You’re gonna get a lot of different answers. The primary issue we’re facing with the border right now is not so much an unprecedented wave as much as it is an overloaded asylum system. Due to how we handle claims and the lack of manpower, individuals who may eventually be denied asylum are living in the US (still unable to legally work, I believe. Someone might check me on that) for years awaiting a trial date. Republicans are tackling this issue by focusing on solutions to non-existent problems, or are tossing the issue out when it seems the outcome might benefit democrats (i.e. no border bill, because then Dems can rightfully run on progress with the border issue). Dems have kicked this particular can down the road for a bit, and recently made a good faith effort in the Senate to construct a bill that would have addressed the actual pressing issue (the degree it would help is debatable, but it was objectively progress). That bill was killed by republicans for the aforementioned political reasons.
I got a little curious too and just did a small amount of digging. The DHS latest report (Q2 FY 2023) can be found here:
https://www.dhs.gov/immigration-statistics/special-reports/legal-immigration
“About 11,700 refugees were admitted to the United States in FY 2023 Q2 (Table 2), a 113 percent increase from FY 2022 Q2, when only about 5,500 refugees were admitted.”

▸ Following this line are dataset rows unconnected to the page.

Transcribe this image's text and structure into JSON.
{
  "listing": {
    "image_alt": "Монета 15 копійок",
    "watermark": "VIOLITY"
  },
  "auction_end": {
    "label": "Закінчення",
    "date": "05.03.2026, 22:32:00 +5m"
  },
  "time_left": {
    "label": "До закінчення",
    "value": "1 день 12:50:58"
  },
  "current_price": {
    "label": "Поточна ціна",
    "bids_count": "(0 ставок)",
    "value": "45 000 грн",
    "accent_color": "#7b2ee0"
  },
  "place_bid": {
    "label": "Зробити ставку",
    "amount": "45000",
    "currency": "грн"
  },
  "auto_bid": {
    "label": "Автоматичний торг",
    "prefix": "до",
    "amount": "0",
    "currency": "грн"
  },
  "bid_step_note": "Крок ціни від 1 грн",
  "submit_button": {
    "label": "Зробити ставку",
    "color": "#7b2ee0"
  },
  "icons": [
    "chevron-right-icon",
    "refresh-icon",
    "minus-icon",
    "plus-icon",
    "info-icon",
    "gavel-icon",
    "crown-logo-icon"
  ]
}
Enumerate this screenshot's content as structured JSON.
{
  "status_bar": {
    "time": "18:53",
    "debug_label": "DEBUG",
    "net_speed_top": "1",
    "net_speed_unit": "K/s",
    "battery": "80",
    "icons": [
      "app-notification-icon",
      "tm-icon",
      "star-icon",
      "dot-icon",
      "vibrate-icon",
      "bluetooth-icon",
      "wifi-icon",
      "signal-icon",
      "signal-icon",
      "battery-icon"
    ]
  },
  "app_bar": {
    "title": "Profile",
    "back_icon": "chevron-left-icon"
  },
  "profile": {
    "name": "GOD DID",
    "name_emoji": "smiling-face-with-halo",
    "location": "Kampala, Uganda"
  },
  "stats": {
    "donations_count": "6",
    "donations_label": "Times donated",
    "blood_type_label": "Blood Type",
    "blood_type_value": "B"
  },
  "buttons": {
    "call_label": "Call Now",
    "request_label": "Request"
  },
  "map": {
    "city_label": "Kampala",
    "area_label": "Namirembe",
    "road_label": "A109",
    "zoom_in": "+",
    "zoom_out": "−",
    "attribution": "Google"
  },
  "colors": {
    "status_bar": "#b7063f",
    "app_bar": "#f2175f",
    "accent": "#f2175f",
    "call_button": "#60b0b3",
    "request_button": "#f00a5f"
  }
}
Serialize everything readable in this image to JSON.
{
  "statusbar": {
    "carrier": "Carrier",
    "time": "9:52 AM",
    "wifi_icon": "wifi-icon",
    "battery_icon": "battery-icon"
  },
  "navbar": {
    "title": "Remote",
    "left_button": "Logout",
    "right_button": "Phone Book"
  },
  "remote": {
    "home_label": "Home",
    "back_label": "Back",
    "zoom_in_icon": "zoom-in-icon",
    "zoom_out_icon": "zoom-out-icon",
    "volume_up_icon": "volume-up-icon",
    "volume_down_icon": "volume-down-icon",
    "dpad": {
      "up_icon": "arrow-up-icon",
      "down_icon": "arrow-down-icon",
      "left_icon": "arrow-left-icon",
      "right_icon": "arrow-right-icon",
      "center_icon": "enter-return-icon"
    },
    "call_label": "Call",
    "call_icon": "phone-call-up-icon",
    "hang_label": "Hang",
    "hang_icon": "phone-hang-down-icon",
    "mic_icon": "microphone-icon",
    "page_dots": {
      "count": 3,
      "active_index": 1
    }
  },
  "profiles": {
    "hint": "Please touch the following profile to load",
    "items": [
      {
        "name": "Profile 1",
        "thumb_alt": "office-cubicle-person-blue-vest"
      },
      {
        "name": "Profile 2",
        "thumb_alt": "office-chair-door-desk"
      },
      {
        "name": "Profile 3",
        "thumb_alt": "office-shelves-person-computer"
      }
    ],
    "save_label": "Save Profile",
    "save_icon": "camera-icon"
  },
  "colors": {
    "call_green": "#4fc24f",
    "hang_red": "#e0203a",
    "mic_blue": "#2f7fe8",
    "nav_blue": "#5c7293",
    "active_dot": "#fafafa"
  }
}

So about 4000 a month, 1000 per week and 150 per day.
That includes countries other than South America:
“76 percent of refugees arrived from the top five countries of nationality: Democratic Republic of Congo, Burma, Syria, Afghanistan, and Colombia“
I haven’t found a great source on illegal immigration yet.
Edit: I got also got curious about the scale of this number so I looked up births per day (from some random sites) in the US and it seems like that’s about 10,000. Number of deaths per day seems to be around 8,000. So a net of about 2,000 people are added to the US per day “naturally”.
Last edit: Found some info by the cbp: https://www.cbp.gov/newsroom/stats/nationwide-encounters
Looks like an increase but nothing crazy. I don’t know what an “encounter” is either.
That Vox link said 300k in December 2023
https://www.cbp.gov/newsroom/stats/southwest-land-border-encounters
https://www.vox.com/2024/2/7/24064001/border-crisis-immigration-reality-explained-mayorkas-impeachment
There actually is a pretty unprecedented number of migrants, refugees, and asylum seekers entering and trying to enter the country which has put a strain on border communities over the past couple of years.
There’s no notable wave of immigrants. I would wager this is more about federal government getting in the way of Texas’s illegal and dangerous grandstanding on the issue.